Jean-François Bourlart fait le bilan après deux semaines en France: "Le Tour nous avait manqué"
Jean-François Bourlart fait le bilan des 15 premières étapes du Tour de son équipe.

- Publié le 12-07-2021 à 21h57
- Mis à jour le 13-07-2021 à 14h09

Les deux premières semaines de la quatrième Grande Boucle de l'équipe Intermarché-Wanty Gobert n'ont pas été faciles. Le manager de l'équipe wallonne, Jean-François Bourlart, fait le point après deux semaines de course.
Jean-François Bourlart, vous avez vécu deux premières semaines compliquées sur ce Tour de France…
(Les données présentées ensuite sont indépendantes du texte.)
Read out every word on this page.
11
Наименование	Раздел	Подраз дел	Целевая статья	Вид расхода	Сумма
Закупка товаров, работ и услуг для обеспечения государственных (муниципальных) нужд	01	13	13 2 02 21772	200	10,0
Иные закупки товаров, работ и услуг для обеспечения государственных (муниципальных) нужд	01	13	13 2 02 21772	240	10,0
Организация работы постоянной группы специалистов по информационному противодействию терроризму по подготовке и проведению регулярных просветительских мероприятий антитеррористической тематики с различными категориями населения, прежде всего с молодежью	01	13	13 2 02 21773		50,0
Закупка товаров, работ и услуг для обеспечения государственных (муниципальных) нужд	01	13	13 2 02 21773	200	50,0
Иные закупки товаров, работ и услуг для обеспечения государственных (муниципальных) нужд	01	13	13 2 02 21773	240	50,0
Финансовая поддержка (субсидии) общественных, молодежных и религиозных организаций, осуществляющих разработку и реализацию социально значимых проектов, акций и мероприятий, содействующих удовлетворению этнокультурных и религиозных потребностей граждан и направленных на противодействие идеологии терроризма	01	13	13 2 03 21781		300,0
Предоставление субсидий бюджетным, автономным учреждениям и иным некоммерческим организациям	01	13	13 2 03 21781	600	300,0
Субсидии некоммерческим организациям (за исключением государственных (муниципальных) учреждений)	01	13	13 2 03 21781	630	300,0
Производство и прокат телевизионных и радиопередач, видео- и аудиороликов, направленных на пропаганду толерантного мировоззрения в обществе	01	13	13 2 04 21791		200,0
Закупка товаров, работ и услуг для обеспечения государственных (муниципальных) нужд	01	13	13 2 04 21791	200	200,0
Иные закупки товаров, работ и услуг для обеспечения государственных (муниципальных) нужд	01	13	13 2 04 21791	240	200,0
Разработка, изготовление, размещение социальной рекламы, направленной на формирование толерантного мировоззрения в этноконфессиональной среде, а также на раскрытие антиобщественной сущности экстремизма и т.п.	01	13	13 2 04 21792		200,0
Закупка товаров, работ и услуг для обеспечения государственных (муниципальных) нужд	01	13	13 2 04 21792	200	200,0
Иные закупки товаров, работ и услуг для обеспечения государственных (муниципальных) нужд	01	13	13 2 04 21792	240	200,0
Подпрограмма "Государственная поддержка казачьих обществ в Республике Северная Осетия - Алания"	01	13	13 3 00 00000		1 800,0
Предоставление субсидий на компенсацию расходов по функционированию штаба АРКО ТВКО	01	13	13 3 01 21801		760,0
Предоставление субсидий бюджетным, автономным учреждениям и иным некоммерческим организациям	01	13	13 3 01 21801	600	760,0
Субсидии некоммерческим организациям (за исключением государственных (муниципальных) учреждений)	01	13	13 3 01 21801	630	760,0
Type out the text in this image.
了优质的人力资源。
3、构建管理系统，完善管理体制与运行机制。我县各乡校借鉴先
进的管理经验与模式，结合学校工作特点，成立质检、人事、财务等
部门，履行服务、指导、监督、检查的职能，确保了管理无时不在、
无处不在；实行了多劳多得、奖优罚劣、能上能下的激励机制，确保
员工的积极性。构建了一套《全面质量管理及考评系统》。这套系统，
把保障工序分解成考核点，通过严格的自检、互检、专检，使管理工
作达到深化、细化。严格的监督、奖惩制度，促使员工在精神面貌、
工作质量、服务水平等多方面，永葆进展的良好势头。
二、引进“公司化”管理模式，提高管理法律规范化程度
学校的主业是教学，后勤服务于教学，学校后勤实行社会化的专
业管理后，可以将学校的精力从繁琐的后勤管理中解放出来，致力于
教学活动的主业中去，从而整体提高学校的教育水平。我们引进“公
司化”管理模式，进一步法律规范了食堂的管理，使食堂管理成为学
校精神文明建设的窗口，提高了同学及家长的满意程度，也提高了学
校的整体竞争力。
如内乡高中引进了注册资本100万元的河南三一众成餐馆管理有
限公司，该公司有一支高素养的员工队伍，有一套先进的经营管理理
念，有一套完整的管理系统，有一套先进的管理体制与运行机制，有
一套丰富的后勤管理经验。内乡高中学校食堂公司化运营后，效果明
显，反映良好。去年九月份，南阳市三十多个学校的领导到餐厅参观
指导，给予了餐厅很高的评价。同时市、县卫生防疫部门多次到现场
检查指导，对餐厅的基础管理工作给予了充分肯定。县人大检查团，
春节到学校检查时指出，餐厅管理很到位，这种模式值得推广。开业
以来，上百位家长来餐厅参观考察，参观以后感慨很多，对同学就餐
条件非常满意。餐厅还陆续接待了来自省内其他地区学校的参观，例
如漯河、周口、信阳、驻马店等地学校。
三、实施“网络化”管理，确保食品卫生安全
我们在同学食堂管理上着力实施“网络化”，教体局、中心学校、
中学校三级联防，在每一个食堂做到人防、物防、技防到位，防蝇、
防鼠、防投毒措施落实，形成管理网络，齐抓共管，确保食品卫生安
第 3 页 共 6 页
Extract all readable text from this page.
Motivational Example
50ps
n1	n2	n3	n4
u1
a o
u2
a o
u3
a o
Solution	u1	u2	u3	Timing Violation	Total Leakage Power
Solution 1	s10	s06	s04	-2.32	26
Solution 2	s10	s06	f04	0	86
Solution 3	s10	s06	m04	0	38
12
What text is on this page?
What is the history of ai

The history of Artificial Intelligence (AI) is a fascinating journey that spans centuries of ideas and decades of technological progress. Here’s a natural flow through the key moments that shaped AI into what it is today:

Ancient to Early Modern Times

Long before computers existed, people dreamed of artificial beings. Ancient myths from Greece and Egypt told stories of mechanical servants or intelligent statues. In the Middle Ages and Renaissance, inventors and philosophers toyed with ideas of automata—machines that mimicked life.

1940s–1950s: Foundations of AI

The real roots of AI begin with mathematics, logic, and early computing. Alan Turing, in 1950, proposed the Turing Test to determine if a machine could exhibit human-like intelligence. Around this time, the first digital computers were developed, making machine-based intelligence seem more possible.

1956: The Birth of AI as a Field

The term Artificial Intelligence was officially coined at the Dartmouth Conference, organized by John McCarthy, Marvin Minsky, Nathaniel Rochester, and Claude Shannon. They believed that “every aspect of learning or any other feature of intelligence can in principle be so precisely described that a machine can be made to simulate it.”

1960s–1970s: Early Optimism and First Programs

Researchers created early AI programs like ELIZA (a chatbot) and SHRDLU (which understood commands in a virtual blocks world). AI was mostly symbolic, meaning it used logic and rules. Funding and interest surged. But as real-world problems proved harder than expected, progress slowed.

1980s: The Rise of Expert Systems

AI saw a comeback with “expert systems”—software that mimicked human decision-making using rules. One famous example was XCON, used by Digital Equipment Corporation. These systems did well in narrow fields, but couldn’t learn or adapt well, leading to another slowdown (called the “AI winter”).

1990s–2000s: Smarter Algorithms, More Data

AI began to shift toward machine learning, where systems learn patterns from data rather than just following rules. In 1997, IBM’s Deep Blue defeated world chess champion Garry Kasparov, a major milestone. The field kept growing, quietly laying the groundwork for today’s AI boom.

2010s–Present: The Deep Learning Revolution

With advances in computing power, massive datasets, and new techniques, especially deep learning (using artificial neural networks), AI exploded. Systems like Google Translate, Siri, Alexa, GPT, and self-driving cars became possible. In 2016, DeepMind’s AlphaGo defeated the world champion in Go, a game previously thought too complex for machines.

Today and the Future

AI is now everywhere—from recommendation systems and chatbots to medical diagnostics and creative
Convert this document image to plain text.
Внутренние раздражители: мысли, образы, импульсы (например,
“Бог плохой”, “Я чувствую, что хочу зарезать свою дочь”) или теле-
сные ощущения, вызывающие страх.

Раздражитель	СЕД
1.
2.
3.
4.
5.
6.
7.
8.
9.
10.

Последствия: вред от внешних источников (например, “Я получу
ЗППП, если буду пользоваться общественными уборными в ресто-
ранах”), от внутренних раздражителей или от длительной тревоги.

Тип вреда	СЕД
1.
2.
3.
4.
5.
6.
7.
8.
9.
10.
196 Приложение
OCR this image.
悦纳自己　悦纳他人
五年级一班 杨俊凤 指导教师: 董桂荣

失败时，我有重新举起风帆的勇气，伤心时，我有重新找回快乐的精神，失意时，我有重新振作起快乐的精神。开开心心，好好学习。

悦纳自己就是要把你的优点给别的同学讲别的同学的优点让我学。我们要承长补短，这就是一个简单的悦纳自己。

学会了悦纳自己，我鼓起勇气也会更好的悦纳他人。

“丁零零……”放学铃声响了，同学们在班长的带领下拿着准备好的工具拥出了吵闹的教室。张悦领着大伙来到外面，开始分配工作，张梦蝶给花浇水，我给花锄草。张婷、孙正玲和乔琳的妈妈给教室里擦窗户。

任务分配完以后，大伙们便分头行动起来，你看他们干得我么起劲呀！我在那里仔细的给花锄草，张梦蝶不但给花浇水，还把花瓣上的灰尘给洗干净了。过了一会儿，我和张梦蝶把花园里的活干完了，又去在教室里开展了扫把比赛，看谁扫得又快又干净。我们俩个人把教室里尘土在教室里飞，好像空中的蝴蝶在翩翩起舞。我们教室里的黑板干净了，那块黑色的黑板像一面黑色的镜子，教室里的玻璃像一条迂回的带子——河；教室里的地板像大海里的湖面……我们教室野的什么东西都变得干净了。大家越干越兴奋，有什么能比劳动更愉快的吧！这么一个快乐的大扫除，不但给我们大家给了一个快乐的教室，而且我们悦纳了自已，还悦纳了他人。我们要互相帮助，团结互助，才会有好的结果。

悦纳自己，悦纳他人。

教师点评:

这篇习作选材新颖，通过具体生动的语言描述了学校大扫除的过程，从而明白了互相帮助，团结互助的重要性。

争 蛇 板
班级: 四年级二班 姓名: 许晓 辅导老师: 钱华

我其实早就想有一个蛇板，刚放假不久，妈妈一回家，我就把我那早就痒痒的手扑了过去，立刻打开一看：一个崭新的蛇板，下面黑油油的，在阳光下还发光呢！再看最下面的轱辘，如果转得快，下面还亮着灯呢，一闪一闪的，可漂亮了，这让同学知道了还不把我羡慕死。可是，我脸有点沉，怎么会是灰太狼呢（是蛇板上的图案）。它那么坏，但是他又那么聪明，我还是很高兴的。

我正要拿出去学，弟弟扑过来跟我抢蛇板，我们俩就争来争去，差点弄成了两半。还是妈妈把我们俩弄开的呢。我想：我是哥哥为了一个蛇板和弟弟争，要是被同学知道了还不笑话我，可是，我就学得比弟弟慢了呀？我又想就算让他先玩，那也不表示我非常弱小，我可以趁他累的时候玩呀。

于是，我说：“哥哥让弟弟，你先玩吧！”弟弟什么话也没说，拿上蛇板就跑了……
"C'est clair. Mais nous n'avons pas non plus été épargnés par la poisse. La première étape a été une catastrophe pour nous. Cinq de nos huit coureurs sont tombés dans la descente menant à Landerneau. Trois coureurs ont été très sérieusement touchés. Lorenzo Rota a des côtes cassées. Il souffre tous les jours mais il est très courageux et veut atteindre Paris. Évidemment, ses performances sont limitées. Zimmermann s'était relevé avec une fracture du scaphoïde. C'est un coureur qu'on attendait sur ce Tour mais qui vit une course très difficile. Et puis il y a Loïc Vliegen qui a dû arrêter à cause d'une douleur au genou."
Mais tout n'est pas négatif ?
"On a fait quelques tops 10 avec les frères van Poppel et avec Meintjes. On n'est pas totalement absents de ce Tour mais c'est clair qu'on n'est pas autant dans la lumière que ce qu'on aurait souhaité au départ. La fin de semaine a regonflé le moral des troupes. On avait ciblé l'étape de Quillan avec Meintjes et il a fait une très belle course. La 5e place de Danny van Poppel lui a permis de reprendre confiance. À Carcassonne, j'ai vu qu'il avait de la force dans son sprint. Il aura encore deux belles opportunités d'ici à la fin du Tour."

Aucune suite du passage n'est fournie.